Je sens qu’elle épaule de nouveau, la cible s’est arrêtée. Je distingue une légère grimace à cet instant qui déforme ses traits. La blessure du mois dernier à l’épaule n’est pas cicatrisée. Elle a pris une balle et reçut pour ça la médaille du courage (encore une). Mais la plaie elle, n’est pas encore soignée.
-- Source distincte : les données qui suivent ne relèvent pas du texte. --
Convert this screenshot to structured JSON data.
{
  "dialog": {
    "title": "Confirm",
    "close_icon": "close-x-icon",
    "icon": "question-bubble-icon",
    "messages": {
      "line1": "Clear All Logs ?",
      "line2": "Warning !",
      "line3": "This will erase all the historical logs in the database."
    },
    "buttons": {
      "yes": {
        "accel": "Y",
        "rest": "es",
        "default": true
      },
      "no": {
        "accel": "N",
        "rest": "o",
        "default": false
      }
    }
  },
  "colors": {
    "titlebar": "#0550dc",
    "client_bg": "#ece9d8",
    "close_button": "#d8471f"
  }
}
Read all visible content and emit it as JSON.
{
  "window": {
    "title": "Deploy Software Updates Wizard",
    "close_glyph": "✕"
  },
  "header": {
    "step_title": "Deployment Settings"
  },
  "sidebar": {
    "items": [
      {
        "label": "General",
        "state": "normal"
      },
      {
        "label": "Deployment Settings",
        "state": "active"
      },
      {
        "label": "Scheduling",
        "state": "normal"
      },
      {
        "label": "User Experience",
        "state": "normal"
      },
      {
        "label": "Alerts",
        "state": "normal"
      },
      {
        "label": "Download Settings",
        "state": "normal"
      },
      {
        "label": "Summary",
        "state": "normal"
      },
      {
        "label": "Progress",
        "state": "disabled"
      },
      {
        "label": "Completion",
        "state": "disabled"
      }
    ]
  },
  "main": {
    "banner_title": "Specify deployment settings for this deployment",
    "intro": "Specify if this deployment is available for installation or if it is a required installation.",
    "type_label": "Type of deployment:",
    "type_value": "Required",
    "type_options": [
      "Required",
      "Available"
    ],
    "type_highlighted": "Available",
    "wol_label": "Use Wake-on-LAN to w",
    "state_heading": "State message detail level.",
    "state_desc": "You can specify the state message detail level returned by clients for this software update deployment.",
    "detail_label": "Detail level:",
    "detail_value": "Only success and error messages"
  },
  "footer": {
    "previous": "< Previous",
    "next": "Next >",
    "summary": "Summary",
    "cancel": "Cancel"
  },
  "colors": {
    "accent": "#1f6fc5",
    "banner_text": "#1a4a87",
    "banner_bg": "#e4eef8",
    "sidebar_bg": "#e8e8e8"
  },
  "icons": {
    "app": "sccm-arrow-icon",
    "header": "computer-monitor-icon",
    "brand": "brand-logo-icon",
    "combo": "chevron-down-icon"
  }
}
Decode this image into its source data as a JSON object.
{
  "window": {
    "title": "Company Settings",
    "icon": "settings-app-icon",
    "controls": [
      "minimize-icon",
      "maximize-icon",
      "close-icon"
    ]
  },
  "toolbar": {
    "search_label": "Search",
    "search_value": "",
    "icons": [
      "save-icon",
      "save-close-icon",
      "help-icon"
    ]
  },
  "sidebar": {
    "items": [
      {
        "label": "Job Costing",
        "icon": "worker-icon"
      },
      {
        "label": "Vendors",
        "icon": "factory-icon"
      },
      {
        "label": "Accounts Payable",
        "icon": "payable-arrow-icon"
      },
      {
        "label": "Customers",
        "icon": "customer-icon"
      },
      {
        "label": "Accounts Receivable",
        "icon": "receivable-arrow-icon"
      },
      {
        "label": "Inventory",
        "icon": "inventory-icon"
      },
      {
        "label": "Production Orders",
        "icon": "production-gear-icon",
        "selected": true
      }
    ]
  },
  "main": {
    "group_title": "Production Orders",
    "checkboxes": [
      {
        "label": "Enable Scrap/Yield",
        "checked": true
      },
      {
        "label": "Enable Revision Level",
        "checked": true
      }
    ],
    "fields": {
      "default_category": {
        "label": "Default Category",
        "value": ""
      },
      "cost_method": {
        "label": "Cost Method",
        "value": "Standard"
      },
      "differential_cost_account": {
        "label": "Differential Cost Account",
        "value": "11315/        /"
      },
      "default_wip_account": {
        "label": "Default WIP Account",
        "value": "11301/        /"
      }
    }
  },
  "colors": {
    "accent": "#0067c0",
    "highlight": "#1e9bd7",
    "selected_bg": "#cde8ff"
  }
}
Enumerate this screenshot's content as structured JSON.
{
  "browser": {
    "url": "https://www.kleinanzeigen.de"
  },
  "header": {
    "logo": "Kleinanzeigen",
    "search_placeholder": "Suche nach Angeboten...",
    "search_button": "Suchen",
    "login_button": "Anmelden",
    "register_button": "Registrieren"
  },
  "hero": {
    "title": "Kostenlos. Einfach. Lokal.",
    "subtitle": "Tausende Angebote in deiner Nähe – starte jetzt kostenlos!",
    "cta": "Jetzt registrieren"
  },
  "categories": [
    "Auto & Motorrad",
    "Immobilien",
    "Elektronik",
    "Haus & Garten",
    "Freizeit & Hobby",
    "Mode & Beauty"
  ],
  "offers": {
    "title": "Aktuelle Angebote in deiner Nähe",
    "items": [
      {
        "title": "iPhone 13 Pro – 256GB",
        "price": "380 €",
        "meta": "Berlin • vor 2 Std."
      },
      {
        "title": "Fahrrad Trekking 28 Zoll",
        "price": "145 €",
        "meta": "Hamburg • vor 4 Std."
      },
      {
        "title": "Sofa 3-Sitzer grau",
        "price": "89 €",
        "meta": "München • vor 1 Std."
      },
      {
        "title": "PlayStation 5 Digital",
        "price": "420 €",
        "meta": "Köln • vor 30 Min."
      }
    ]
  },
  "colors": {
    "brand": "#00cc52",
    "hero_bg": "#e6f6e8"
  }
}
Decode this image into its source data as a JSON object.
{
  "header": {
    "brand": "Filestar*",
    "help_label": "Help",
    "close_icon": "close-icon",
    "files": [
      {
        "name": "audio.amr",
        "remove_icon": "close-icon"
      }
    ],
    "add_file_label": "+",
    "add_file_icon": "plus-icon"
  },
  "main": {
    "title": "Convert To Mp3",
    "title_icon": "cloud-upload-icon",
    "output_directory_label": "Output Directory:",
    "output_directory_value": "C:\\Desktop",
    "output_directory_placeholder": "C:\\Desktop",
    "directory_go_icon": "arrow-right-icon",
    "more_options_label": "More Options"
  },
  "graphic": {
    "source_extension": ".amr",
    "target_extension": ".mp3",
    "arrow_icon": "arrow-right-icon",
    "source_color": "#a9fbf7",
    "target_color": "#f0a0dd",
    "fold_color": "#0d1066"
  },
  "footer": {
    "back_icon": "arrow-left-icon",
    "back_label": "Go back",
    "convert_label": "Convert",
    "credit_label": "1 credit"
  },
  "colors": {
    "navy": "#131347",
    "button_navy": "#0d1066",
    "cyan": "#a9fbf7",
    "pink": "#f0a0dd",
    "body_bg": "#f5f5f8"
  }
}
Depuis début décembre, je sens qu’elle en souffre. Mais elle reste en première ligne, avec moi. Elle ne sait pas être autrement, ma belle Roza. Elle a répondu l’autre jour sèchement au commandant qui lui intimait de repartir à l’arrière. «  J’y retournerai après la bataille  ». Je suis si fier d’être son plus fidèle et indispensable compagnon. De quoi me donner le courage d’être à la hauteur de mon rôle.

Elle se reconcentre. En ce mois de janvier 45, la région de Prusse Orientale où nous sommes vit un hiver particulièrement rigoureux. Cet instant suspendu avant le tir semble lui-même gelé en l’air.

Roza est glacée par cette longue attente immobile, mais ne tremble pas. Son index amorce lentement le mouvement sur la gâchette.

Le silence est soudain assourdissant. Comme elle, j’ai fait le vide, je suis totalement concentré sur la cible et je n’entends plus le fracas des combats au loin, les avions de nos amies du 586ème dans le ciel, les chars allemands à nos pieds. Même les oiseaux se sont tus.

Roza ne perçoit plus rien de cet étrange silence des oiseaux. Elle est entièrement tendue vers sa cible. Soudain, la balle fuse, le bruit claque, giflant le silence de plein fouet. Le canon de son Mosin Nagant vibre, je tremble d’une façon inhabituelle  : la détonation est à la fois tellement forte et lointaine. Elle ne vient pas de moi.

Je glisse soudain de la branche et heurte le tronc de l’arbre. Un liquide, chaud comme l’huile dont Roza me graisse avec douceur chaque jour, glisse sur l’acier de mon canon. Mais son odeur est âcre et imprègne mon bois.

Roza m’a laissé tomber, ma soigneuse, ma méticuleuse, mon amoureuse Roza  ? Je gis sur l’herbe, au pied de l’arbre où l’on planquait. A mes côtés, allongée, le visage tourné vers la ligne ennemi, la belle Roza. Ses cheveux blonds sont tous collés de sang frais. Sa main est toujours froide mais immobile, juste à quelques centimètres de ma crosse. C’était donc notre ultime étreinte.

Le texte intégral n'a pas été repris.